We don’t see him release the bird. We don’t see him kill it. In a Haneke film nothing important is neatly tied up. As the opening concert audience was in effect watching us watch them, the pigeon’s fate may be reading us by how we read it.
Here’s my projection. Why would he close the window if he intended to release the bird?  If he does smother the bird after caressing it, he would only be repeating how he killed Anne. Why kill the bird? Well, why should this paltry creature persist alive when his beloved Anne is gone? And however certain he may be that his euthanasia served Anne’s most profound desire and need, he may well still harbour some sense of guilt. The lover has killed. Killing the bird -- the way he killed Anne -- may be his redefinition of himself, an expression of -- however palliated -- guilt. Claiming he released the bird may show he is in denial. After all, we’re talking about layers of awareness here, not the simple motivations and certainties of romantic fiction.

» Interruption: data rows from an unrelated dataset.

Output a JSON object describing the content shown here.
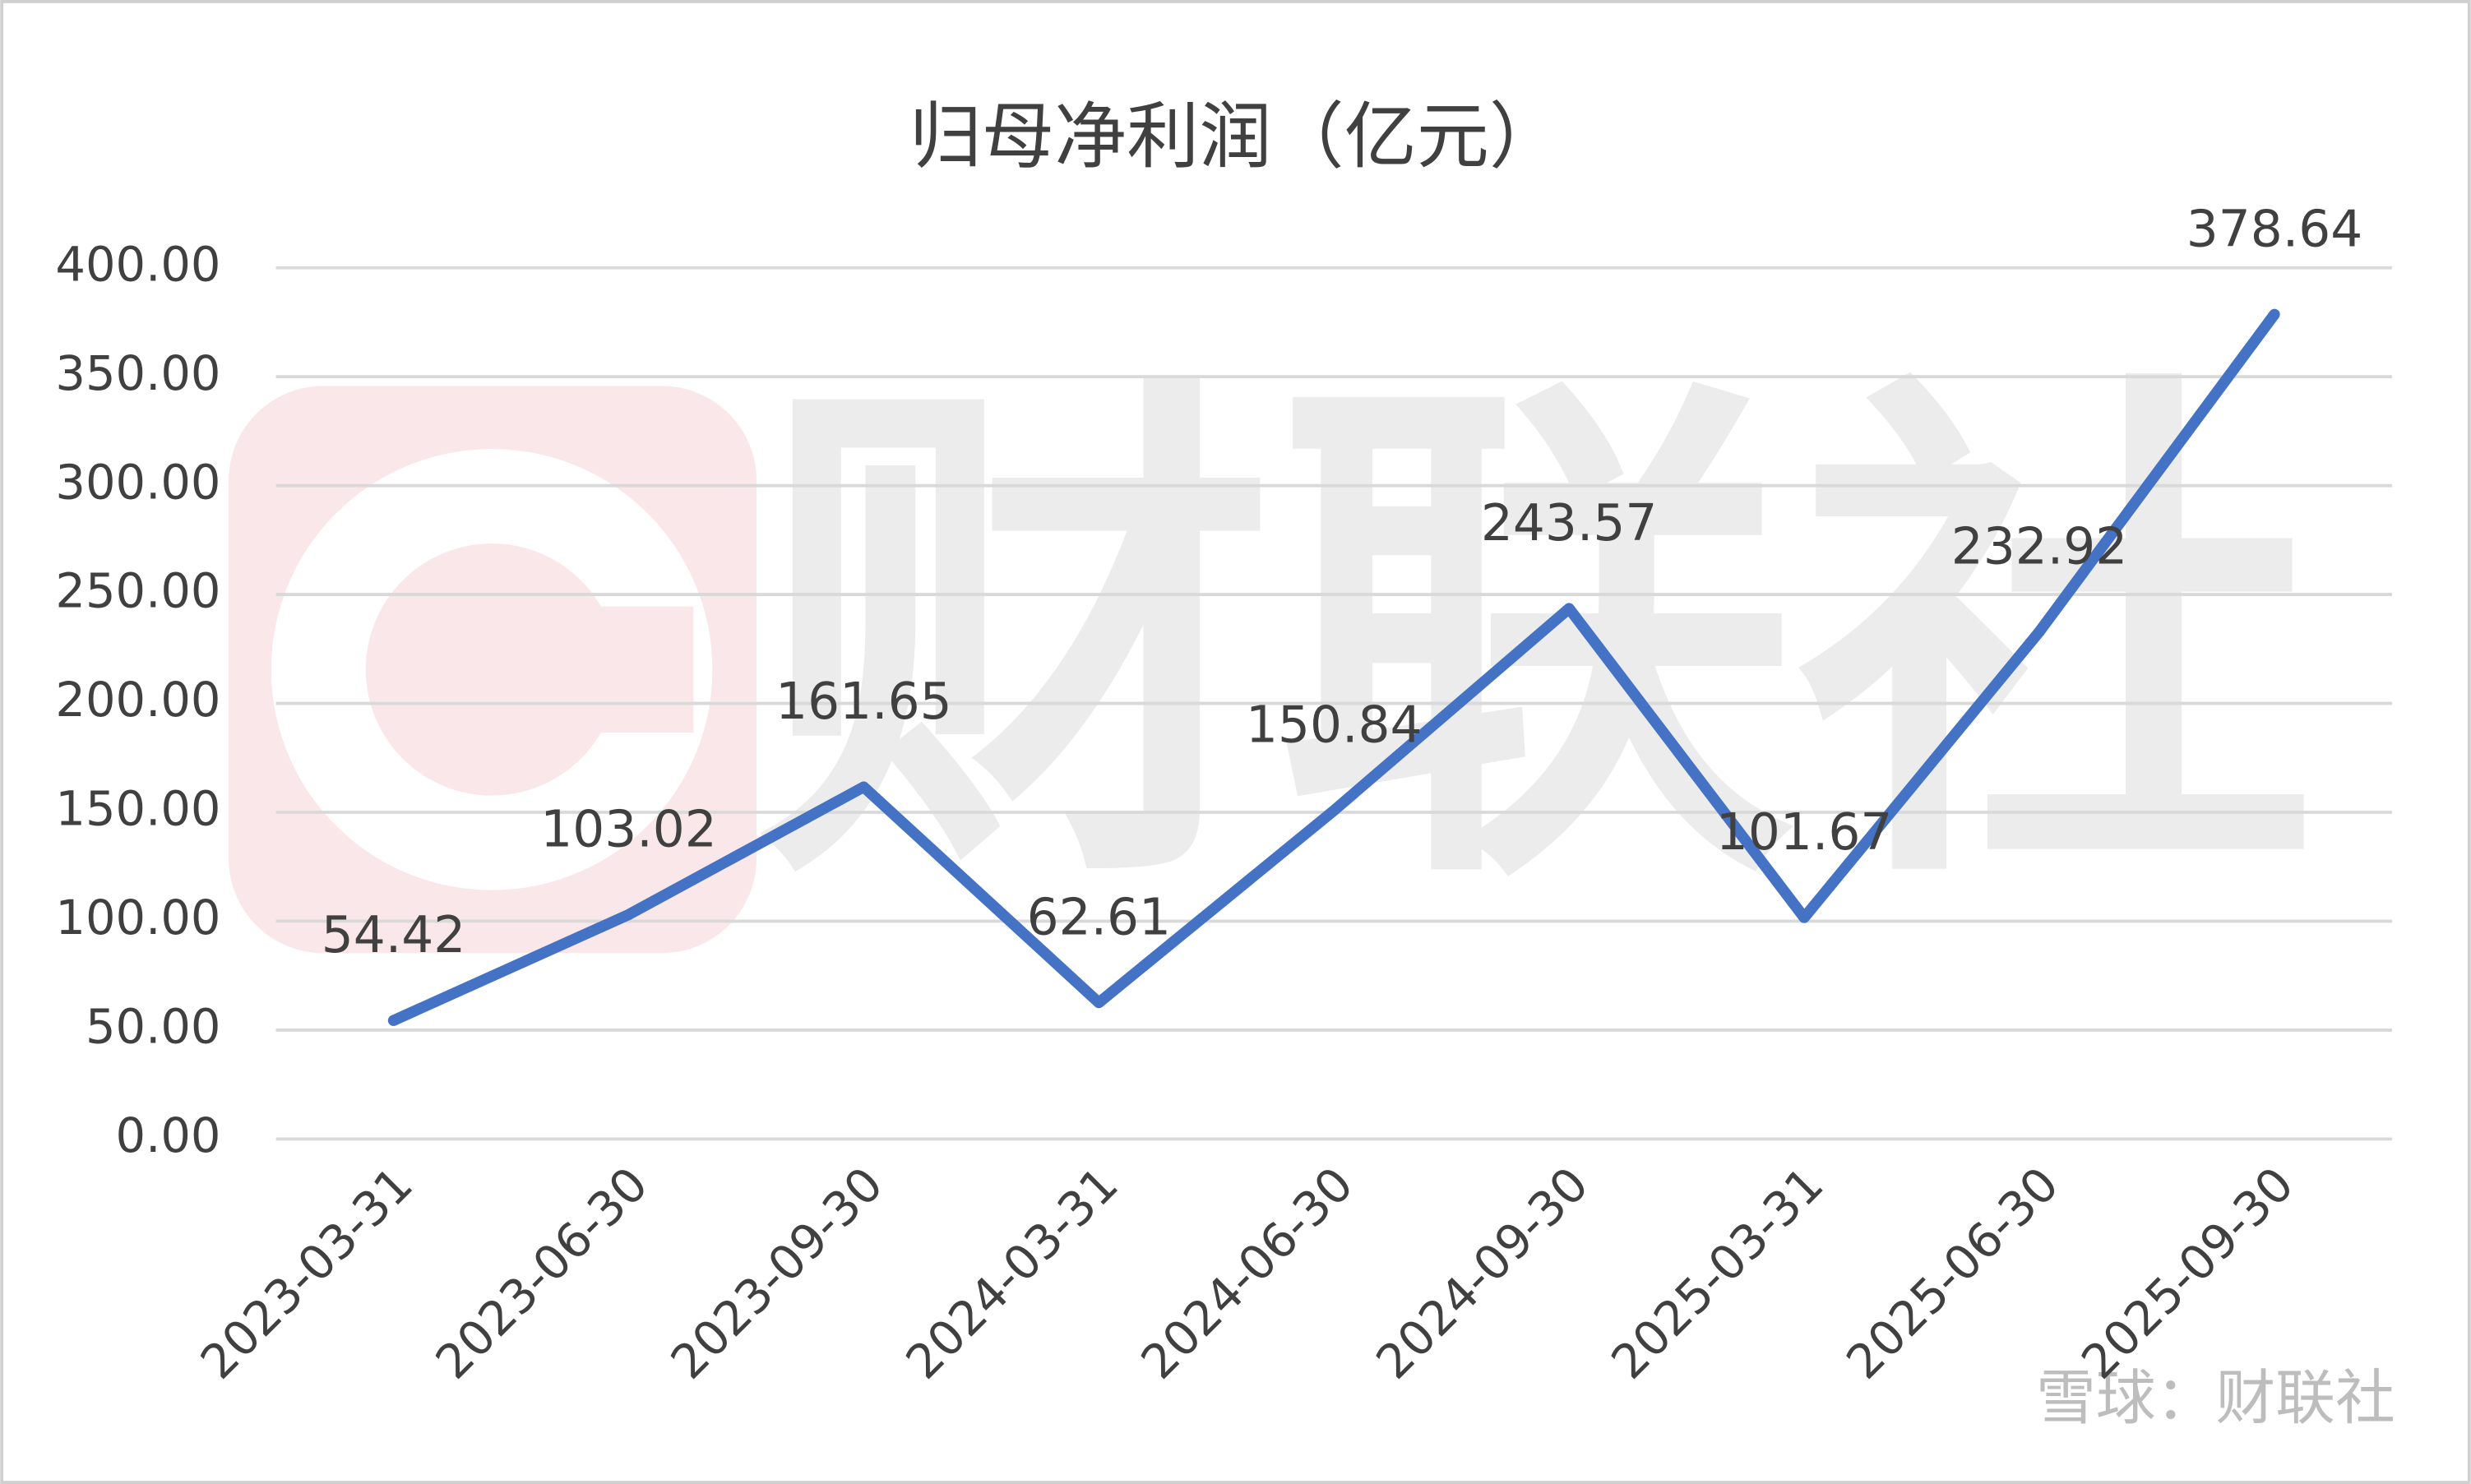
{
  "chart_data": {
    "type": "line",
    "title": "归母净利润（亿元）",
    "categories": [
      "2023-03-31",
      "2023-06-30",
      "2023-09-30",
      "2024-03-31",
      "2024-06-30",
      "2024-09-30",
      "2025-03-31",
      "2025-06-30",
      "2025-09-30"
    ],
    "series": [
      {
        "name": "归母净利润",
        "color": "#4472c4",
        "values": [
          54.42,
          103.02,
          161.65,
          62.61,
          150.84,
          243.57,
          101.67,
          232.92,
          378.64
        ],
        "value_labels": [
          "54.42",
          "103.02",
          "161.65",
          "62.61",
          "150.84",
          "243.57",
          "101.67",
          "232.92",
          "378.64"
        ]
      }
    ],
    "ylim": [
      0,
      400
    ],
    "yticks": [
      {
        "value": 0,
        "label": "0.00"
      },
      {
        "value": 50,
        "label": "50.00"
      },
      {
        "value": 100,
        "label": "100.00"
      },
      {
        "value": 150,
        "label": "150.00"
      },
      {
        "value": 200,
        "label": "200.00"
      },
      {
        "value": 250,
        "label": "250.00"
      },
      {
        "value": 300,
        "label": "300.00"
      },
      {
        "value": 350,
        "label": "350.00"
      },
      {
        "value": 400,
        "label": "400.00"
      }
    ],
    "grid": true,
    "watermark": "财联社",
    "source": "雪球：财联社"
  }
}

In the next scene he denies Anne is dead when he imagines hearing then seeing her doing the dishes and then taking him out for a walk, reminding him to don his overcoat. This hallucination was set up in his earlier vision of her playing the piano, when he was playing the CD. In the affection, the smothering, the denial, the pigeon scene replays his last help to Anne.
Haneke doesn’t tell us what finally happens to Georges but he has set up clues. In his fantasy or madness Georges goes with Anne for one last walk. In effect he reunites with her, presumably by drowning, as his nightmare of finding himself ankle deep in water and being smothered portended. It’s Paris so he dies in Seine. That’s amour, as in real not cinema love. Georges serves Anne selflessly as long as he can, then he helps her out. Unable to carry on without her he has the faith to rejoin her. 

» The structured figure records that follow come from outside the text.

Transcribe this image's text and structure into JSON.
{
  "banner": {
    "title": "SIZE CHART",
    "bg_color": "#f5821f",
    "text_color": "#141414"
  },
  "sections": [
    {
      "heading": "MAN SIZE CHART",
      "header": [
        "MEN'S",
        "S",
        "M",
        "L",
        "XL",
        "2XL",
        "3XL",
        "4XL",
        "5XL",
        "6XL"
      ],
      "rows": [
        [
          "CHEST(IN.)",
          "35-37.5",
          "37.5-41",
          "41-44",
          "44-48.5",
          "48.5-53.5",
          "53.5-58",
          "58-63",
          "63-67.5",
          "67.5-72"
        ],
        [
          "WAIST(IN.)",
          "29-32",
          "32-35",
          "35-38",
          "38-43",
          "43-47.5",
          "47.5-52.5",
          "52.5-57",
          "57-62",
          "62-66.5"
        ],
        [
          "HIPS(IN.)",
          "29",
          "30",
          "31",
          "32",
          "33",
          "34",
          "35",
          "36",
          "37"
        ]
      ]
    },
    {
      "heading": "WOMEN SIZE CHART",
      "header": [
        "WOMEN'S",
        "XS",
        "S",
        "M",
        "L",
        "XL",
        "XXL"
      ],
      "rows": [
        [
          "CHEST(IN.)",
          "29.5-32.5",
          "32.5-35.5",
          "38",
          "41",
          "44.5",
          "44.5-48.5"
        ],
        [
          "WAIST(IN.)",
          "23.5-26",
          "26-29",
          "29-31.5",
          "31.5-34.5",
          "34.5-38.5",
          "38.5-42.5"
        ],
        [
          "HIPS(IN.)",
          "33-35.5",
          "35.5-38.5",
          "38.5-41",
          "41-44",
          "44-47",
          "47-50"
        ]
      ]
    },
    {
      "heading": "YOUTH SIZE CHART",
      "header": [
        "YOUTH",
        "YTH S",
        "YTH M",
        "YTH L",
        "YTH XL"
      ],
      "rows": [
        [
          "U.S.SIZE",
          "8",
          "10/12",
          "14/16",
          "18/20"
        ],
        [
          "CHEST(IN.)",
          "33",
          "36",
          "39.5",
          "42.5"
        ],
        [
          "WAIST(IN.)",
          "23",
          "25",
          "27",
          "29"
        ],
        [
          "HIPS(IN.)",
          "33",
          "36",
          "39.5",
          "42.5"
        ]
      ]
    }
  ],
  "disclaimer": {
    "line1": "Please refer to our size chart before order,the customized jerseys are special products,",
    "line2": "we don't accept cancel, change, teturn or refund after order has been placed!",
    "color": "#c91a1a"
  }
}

The film is framed by intrusions into the lovers’ flat. Before the couple’s story begins the firemen and police break into their sanctuary. After the couple’s story ends the physical damage has been repaired and daughter Eva takes over. At last she has her real estate investment. She sits in her father’s chair, boxed by the doorways as if in her own casket. She is poignantly alone, still not fathoming the love the apartment has lost. Earlier she recalled as a child hearing her parents making love and feeling secure that they would always be together. What we have been watching -- and which she could never understand -- is her parents’ more profound love-making as they deal with the vicissitudes of time and loss. They had the real love; she’s left with the unreal estate. This film is about that particular amour, not the romanticized generality. 

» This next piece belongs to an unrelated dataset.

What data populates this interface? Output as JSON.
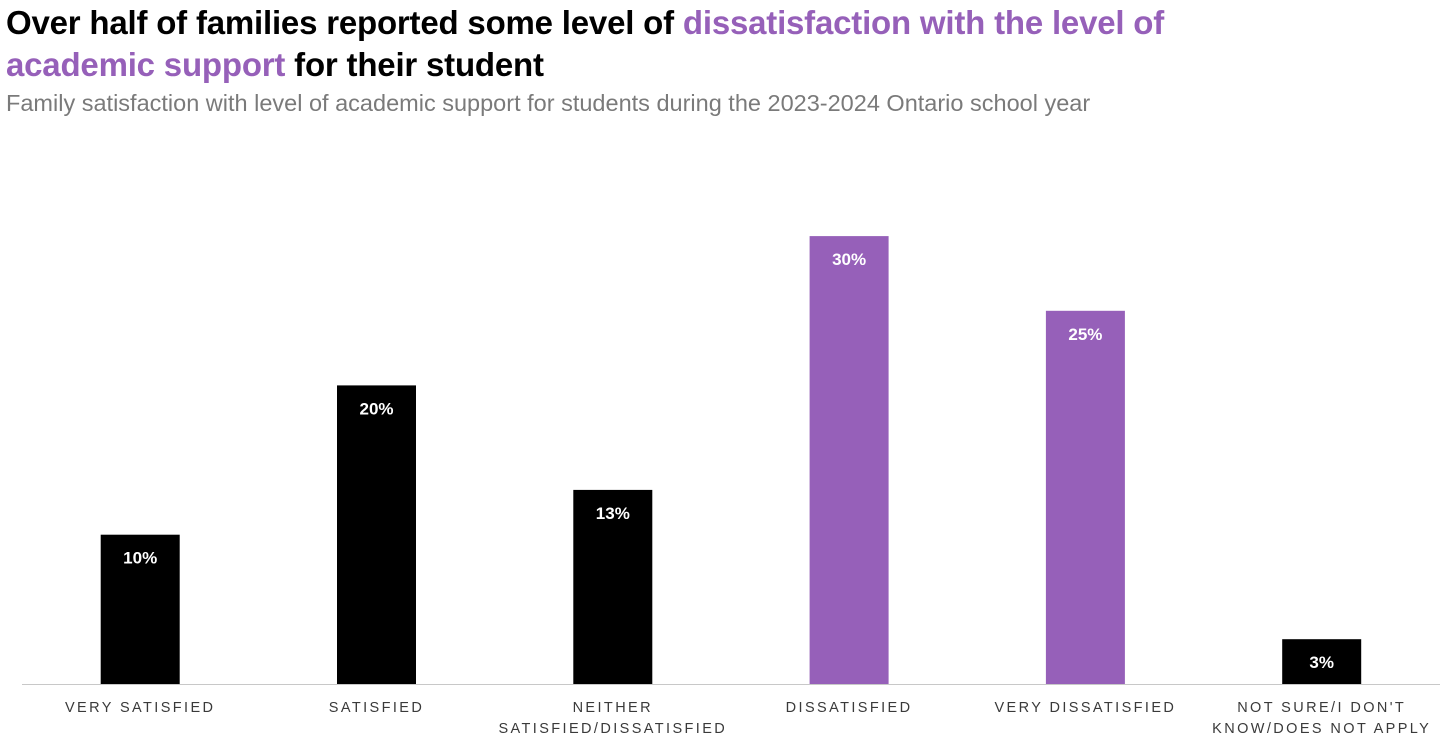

Perhaps the chilly, frustrated Eva casts a different light on our loving couple. Her scenes with her parents show remarkably little comfort, love, connection. Anne dreads her and Geoff’s visit and is later pained by Eva’s blathering presence.  Nor is there any engagement -- or even a snapshot -- of their grandchildren. Perhaps the couple’s intense love came at the cost of their isolation. They were so close they effectively excluded their daughter. They have a warmer relationship with student Alexandre than with daughter Eva. She has inherited her parents’ music but not their love. Now when she feels the duty to be close she doesn’t know how. 
Closing on Huppert raises another question. How does this film relate to Haneke's The PianoTeacher (2001)? There Huppert played a sado-masochistic piano teacher still living at home with her domineering mother. That’s for another day.